Graves is the son of former Gonzaga women’s basketball coach Kelly Graves, now the head coach at Oregon. Kelly was in attendance and true to his coaching nature, posted a video on twitter with the hashtag “ProudDad” of Will contesting a 3-point shot and then launching one of his own that was just off target. The coach later tweeted he was “nervous as heck” watching from the stands.

Graves, wearing No. 35, logged 5 minutes. The 6-4 guard played at South Eugene High. He averaged 6.6 points as a part-time starter as a freshman last season at Eugene’s Lane Community College.

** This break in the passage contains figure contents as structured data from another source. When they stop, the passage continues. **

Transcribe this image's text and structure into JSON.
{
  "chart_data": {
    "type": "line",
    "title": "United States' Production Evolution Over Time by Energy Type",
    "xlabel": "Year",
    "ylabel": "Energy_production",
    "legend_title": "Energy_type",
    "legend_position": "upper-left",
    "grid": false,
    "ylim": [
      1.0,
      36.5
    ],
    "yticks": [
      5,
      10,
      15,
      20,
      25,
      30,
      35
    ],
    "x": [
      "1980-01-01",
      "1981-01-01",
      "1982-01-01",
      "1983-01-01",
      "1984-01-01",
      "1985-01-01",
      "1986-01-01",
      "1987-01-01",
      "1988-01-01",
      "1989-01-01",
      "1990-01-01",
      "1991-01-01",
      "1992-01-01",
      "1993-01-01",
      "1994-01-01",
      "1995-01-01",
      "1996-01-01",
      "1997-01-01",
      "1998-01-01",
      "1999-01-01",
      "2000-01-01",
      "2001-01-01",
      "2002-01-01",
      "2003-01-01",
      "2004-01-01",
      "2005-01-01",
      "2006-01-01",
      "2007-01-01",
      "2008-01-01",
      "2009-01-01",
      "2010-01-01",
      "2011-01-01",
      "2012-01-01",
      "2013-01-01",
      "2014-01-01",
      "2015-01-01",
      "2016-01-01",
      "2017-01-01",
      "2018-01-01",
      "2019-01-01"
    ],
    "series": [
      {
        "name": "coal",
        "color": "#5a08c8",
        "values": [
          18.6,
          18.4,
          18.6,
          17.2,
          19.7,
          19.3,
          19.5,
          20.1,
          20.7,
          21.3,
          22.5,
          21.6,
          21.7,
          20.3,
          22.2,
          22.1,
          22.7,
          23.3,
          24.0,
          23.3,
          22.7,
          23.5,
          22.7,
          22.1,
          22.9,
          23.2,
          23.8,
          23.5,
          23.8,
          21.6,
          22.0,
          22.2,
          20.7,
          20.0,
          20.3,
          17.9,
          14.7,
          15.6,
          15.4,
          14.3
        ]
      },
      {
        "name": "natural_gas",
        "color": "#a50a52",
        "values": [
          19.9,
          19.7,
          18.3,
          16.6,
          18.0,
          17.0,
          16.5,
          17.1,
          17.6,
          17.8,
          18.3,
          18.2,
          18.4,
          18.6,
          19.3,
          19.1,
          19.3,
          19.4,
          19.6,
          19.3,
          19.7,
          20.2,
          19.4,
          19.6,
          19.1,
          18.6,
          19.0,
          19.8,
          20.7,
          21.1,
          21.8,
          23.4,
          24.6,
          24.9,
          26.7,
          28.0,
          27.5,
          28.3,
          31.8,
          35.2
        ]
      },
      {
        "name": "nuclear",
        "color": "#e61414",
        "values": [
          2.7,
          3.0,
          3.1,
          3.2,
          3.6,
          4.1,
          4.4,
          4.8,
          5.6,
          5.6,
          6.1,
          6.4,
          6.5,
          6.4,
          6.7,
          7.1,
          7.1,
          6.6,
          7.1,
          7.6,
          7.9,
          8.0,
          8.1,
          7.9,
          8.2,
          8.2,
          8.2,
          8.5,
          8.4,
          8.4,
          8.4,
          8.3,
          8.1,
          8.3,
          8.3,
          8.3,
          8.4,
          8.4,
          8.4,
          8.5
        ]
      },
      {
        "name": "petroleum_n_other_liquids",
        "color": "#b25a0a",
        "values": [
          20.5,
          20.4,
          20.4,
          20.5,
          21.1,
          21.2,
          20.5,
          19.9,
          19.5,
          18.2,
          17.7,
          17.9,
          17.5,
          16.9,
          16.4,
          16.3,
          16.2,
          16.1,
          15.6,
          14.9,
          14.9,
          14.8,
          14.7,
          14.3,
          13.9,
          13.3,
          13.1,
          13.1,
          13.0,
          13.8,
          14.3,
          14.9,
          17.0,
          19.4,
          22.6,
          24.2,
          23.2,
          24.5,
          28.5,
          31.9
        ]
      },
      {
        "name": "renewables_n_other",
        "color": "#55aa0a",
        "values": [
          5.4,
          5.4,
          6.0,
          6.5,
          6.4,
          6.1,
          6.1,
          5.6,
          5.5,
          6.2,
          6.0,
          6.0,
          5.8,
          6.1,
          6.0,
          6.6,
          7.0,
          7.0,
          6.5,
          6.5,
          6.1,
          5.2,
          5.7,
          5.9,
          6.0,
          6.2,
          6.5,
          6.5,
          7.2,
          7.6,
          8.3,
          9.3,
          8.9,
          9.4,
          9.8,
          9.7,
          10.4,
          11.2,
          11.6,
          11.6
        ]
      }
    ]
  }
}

Kelly Graves guided Oregon to the Final Four last year and the Ducks are No. 1 in the preseason AP poll for the first time in school history.

Rave reviews

on Twitter

Lewis-Clark State College second-year coach Austin Johnson offered to do double-duty Friday – guide his Warriors and tweet in-game updates – in response to a tweet by Stadium’s Jeff Goodman that there should be at least one big-boy game each day of college basketball’s opening week.

“You’ve got a tremendous Nov. 1 game to kick things off with two Top 25 heavyweight teams going at it in Spokane,” Johnson tweeted at Goodman. “If interested, I can send you updates during our timeouts.”

Goodman didn’t reply, but that didn’t stop Johnson from tweeting about 30 minutes after his NAIA 23rd-ranked Warriors lost by 55 to No. 8 Gonzaga: “They were pretty good.”

Students line up

for UNC tickets

The Kennel Club was packed for the exhibition game and, contrary to many others in the 6,000-seat arena, stayed until the final buzzer of the blowout.

The students had added motivation to hang around: prized tickets to the Dec. 18 showdown against North Carolina. The athletic department tweaked the distribution process with the first opportunity for UNC tickets coming immediately after Friday’s exhibition game. Students also were required to attend last Sunday’s ticket distribution for the LCSC game and Tuesday’s season opener versus Alabama State.

The Gonzaga-North Carolina game is during the holiday break, but the Kennel Club’s presence figures to be strong, judging by lengthy lines for tickets long after Friday’s final buzzer.